Does a Child’s Preference Matter in Colorado Custody Decisions?

Oct 8, 2018 | Child Custody, Family Rights

When parents in Colorado decide to get divorced, their kids don’t get a say in whether their parents’ marriage will end, even though their lives will be upended and forever changed because of it. That doesn’t mean, however, that children don’t have feelings or opinions about the matter, especially about how the divorce will affect their day-to-day lives and how much time they will spend with one parent or the other. But does a child’s opinions and preferences matter to a Colorado judge when making child custody decisions and allocating parenting time and parental responsibilities?

Maturity and Independent Preferences in Colorado Springs Child Custody Cases

In Colorado, as in almost every other state, what is in the child’s best interests is the prism through which a judge views all custody and visitation decisions. In making those decisions, the judge may – but is not required to – take into consideration the wishes of the child as to parenting time/parental responsibilities and child custody allocation.

In determining the best interests of the child for purposes of parenting time, a judge must take into consideration all relevant factors, including the following:

  • The wishes of the child’s parents as to parenting time;

  • The wishes of the child if he or she is sufficiently mature to express reasoned and independent preferences as to the parenting time schedule;

  • The interaction and interrelationship of the child with his or her parents, his or her siblings, and any other person who may significantly affect the child’s best interests;

  • The child’s adjustment to his or her home, school, and community;

  • The mental and physical health of all individuals involved, except that a disability alone shall not be a basis to deny or restrict parenting time;

  • The ability of the parties to encourage the sharing of love, affection, and contact between the child and the other party; except that, if the court determines that a party is acting to protect the child from witnessing domestic violence or from being a victim of child abuse or neglect or domestic violence, the party’s protective actions shall not be considered with respect to this factor;

  • Whether the past pattern of involvement of the parties with the child reflects a system of values, time commitment, and mutual support;

  • The physical proximity of the parties to each other as this relates to the practical considerations of parenting time;

  • The ability of each party to place the needs of the child ahead of his or her own needs.

No Set Age for When a Child’s Opinion Will Be Considered

As noted above, the court may consider the preference of the child in determining his or her best interests if the child is mature enough and can express their preferences logically and reasonably.
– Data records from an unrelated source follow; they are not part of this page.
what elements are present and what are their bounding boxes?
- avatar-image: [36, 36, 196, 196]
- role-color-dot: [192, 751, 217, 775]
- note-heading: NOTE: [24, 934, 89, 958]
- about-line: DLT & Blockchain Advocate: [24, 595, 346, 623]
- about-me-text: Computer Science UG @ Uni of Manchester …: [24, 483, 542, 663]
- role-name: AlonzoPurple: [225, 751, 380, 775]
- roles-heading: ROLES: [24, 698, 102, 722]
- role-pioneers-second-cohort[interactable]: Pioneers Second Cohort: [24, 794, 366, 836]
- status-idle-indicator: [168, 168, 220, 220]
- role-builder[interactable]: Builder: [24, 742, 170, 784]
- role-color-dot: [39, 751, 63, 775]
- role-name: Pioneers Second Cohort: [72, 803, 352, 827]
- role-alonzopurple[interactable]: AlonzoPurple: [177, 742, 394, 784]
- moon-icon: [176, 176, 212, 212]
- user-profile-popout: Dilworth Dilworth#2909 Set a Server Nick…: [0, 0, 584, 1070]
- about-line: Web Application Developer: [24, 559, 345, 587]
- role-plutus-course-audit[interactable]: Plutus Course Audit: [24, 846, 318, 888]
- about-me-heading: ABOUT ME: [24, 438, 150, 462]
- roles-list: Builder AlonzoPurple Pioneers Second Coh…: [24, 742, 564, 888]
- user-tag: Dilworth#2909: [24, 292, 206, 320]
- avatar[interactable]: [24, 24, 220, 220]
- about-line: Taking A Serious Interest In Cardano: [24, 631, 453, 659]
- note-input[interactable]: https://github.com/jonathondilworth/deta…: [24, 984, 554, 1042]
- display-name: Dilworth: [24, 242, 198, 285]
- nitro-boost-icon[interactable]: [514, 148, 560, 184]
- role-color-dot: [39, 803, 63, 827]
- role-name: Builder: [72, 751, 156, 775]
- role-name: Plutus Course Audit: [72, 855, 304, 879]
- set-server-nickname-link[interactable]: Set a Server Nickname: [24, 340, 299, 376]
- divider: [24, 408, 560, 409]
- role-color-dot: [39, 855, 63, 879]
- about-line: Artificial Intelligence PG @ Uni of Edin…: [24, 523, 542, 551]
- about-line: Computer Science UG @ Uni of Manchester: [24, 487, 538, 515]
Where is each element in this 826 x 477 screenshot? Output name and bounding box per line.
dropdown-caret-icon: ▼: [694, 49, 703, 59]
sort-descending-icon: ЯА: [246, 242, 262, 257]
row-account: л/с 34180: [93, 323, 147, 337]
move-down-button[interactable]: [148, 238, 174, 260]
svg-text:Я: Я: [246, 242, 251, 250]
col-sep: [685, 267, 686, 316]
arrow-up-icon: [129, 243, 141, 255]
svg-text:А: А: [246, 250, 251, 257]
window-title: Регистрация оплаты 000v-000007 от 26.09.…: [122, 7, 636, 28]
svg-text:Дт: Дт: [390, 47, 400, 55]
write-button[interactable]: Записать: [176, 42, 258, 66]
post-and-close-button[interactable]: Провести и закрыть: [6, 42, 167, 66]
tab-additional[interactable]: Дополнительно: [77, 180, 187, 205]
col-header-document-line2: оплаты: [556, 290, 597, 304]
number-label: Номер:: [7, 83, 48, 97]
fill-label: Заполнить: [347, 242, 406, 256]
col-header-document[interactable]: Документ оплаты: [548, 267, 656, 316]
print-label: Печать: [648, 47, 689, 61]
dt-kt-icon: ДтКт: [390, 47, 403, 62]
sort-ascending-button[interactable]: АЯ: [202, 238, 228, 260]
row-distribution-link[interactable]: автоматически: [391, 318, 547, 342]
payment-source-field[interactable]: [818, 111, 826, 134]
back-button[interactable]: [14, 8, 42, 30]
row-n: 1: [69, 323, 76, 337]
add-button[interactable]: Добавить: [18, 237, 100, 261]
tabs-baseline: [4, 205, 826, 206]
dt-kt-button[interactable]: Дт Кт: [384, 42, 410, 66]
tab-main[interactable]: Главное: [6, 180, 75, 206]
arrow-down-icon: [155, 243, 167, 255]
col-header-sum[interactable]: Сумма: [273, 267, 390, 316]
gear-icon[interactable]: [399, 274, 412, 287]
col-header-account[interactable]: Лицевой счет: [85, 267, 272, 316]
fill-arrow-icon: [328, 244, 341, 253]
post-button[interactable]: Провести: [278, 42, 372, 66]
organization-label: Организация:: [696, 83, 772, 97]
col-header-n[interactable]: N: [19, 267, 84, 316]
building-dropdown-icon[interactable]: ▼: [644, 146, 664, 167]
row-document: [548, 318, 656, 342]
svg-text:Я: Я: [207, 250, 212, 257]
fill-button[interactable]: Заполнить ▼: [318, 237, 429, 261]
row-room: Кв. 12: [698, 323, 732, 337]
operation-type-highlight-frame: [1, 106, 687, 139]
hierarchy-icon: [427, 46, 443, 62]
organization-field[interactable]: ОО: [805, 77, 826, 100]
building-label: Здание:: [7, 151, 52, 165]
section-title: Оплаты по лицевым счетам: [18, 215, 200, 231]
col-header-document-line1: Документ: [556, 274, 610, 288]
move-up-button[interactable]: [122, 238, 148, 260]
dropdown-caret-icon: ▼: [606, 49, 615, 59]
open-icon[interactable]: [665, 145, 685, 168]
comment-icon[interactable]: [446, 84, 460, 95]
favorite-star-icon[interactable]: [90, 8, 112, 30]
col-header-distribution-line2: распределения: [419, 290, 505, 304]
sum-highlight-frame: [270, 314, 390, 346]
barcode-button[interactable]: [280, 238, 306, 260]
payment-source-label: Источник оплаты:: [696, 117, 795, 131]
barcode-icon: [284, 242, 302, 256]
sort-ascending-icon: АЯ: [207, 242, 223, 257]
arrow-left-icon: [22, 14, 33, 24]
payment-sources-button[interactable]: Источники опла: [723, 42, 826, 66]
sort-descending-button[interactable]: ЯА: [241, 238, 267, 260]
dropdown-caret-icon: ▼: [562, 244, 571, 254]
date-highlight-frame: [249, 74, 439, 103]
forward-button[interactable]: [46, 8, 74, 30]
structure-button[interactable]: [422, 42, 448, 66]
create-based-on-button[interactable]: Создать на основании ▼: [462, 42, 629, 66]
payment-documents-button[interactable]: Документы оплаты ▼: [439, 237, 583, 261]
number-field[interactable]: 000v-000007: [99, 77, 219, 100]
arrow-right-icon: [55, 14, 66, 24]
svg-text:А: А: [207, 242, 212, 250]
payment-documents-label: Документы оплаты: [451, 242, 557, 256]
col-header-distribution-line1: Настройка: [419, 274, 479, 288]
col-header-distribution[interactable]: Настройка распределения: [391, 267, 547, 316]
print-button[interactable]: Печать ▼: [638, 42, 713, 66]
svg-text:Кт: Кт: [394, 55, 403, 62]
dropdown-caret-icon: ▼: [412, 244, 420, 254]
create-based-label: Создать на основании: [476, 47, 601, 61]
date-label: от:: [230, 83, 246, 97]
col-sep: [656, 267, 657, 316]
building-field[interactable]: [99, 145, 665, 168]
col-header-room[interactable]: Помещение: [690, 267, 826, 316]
Since every child is different, Colorado law does not set a specific age for when a judge should consider the child’s opinion, though 12 tends to be a common age for reaching the requisite level of maturity. But judges are left with a great deal of discretion in this regard, as they are with all parenting time decisions. 

If the judge does want to include the child’s preferences as part of their determination, he or she must be satisfied that those preferences are truly “independent.” This means ensuring that the opinions were not the result of one or both parents attempting to influence the child’s decision by making threats, giving bribes or making the child feel guilty; or whether one parent’s hostility toward the other parent has turned the child against the other parent. Even if the child’s opinions are truly their own, the judge can completely disregard them if other factors weigh heavily against those opinions being in the child’s best interests.

Related article: Religion, Homeschooling & Other Things to Consider With Your Child Custody Agreement

The judge will want to hear from the child directly, but this does not necessarily mean that the child will have to testify in open court in front of their parents. Judges recognize how awkward or traumatic that can be for a child and will make every effort to minimize any discomfort while also making sure that they have a full understanding of the child’s wishes.